Je fais le rêve que l’on remette à l’honneur compositions et examens de passage. Les programmes seraient ainsi automatiquement uniformisés et tenus. Avec oraux individuels dans les classes de lycées à côté des écrits. Tout devrait y être anonyme, écrits et oraux, parfaitement neutre. Contrairement à ce qui est évoqué régulièrement, à savoir la suppression du baccalauréat et d’autres examens, je souhaiterais donc non seulement leur maintien mais plus encore leur consolidation, leur extension à toutes les classes. Partout dans la vie professionnelle, il y a évaluation et diverses mises à l’épreuve. Et l’école ne préparerait pas tout le monde à cela ?

Tenue vestimentaire à l’école

Mes souvenirs se bousculent au moment où j’écris ces lignes. L’un d’eux, parmi les plus marquants, me renvoie à une session de baccalauréat. C’était au mois de juin, par une journée chaude d’un été commençant, comme toujours. J’avais déjà corrigé des copies qui relevaient plus du FLE que d’une classe de première, l’une d’elles étant même écrite au crayon de papier.

Je reçois dans la même session, à l’oral cette fois-ci, des élèves de lycées variés quoique nous ne soyons pas en ZEP, ni même dans une banlieue à problèmes. Nous étions en plein Paris, rive gauche, quand l’un des candidats attribués à mon jury s’est présenté en bermuda à fleurs et en tongs. Ébouriffé, il avait l’air d’être tombé du lit et semblait prendre l’examen de manière très désinvolte, être déjà prêt à prendre l’avion pour de lointaines îles paradisiaques.

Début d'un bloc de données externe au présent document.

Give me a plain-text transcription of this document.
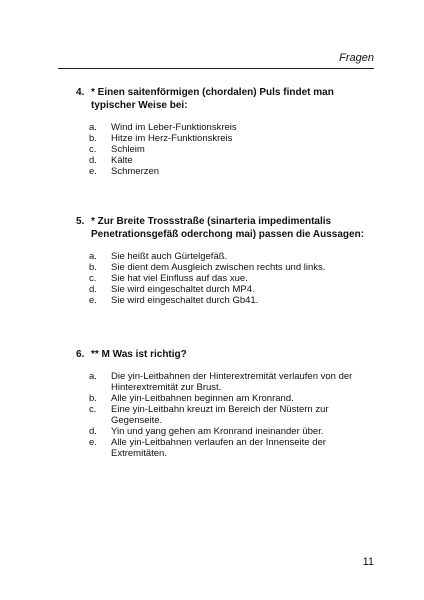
Fragen
4. * Einen saitenförmigen (chordalen) Puls findet man typischer Weise bei:
a. Wind im Leber-Funktionskreis
b. Hitze im Herz-Funktionskreis
c. Schleim
d. Kälte
e. Schmerzen
5. * Zur Breite Trossstraße (sinarteria impedimentalis Penetrationsgefäß oderchong mai) passen die Aussagen:
a. Sie heißt auch Gürtelgefäß.
b. Sie dient dem Ausgleich zwischen rechts und links.
c. Sie hat viel Einfluss auf das xue.
d. Sie wird eingeschaltet durch MP4.
e. Sie wird eingeschaltet durch Gb41.
6. ** M Was ist richtig?
a. Die yin-Leitbahnen der Hinterextremität verlaufen von der Hinterextremität zur Brust.
b. Alle yin-Leitbahnen beginnen am Kronrand.
c. Eine yin-Leitbahn kreuzt im Bereich der Nüstern zur Gegenseite.
d. Yin und yang gehen am Kronrand ineinander über.
e. Alle yin-Leitbahnen verlaufen an der Innenseite der Extremitäten.
11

La faute à qui ? Au candidat ? Peut-être mais plus encore aux parents qui l’avaient laissé se présenter à un examen ainsi, à l’école surtout. Qu’une école ne prépare pas ses élèves aussi sur ce plan-là, vestimentaire, est tout bonnement insensé.

À la décharge de ce candidat, soulignons que la mode ne propose aux jeunes que des baskets ou des t-shirts sans forme aux logos énormes et m’as-tu-vu quand ils ne sont pas indécents pour les filles. On n’apprend plus qu’à telle situation, qu’à telle circonstance une tenue convient : le bermuda négligé et les pieds nus dans des tongs doivent être réservés à la ville côtière. L’école à Paris préfèrera une tenue sobre et juste. À force de considérer toute politesse ou tout souci des apparences comme hypocrisie et conformisme, l’école finit par sacrifier aux modes les plus vulgaires et n’accueille plus en son sein que des individus débraillés dont le souci ne paraît décidément pas être le travail. La tenue des maîtres n’est pas non plus exempte de reproches.

***

Dans quelques jours, j’entamerai ma trente-quatrième rentrée sous mon dix-septième ministre. Ont déjà défilé devant moi plus de quatre mille élèves. Il est difficile de se souvenir de tous mais ceux que l’on garde en mémoire ne sont pas forcément les plus brillants. Pendant un an, tous ont créé le cru que vous avez essayé de soigner avec le meilleur de vous-même. Un bon cru, vous l’espérez toujours. Comme un vin, ces jeunes en devenir vont donner la bonne odeur du travail et des progrès. Mais comme un vin, ils transformeront le meilleur de ce que vous leur avez appris longtemps après. Bien sûr, vous n’êtes pas la seule sur leur chemin, vous le savez, heureusement, mais nul doute que l’instituteur ou le professeur de lettres ne comptent davantage dans leur cursus.

Au-delà des impairs, des manquements, des insuffisances, restera la satisfaction d’avoir contribué à la croissance d’une personne humaine. Haute mission s’il en est. Enseigner aujourd’hui comme hier quand j’ai choisi sans hésiter cette voie, me paraît toujours le plus beau métier du monde. Il n’y a rien en réalité de plus grand. C’est premier. L’urgence est donc aujourd’hui totale.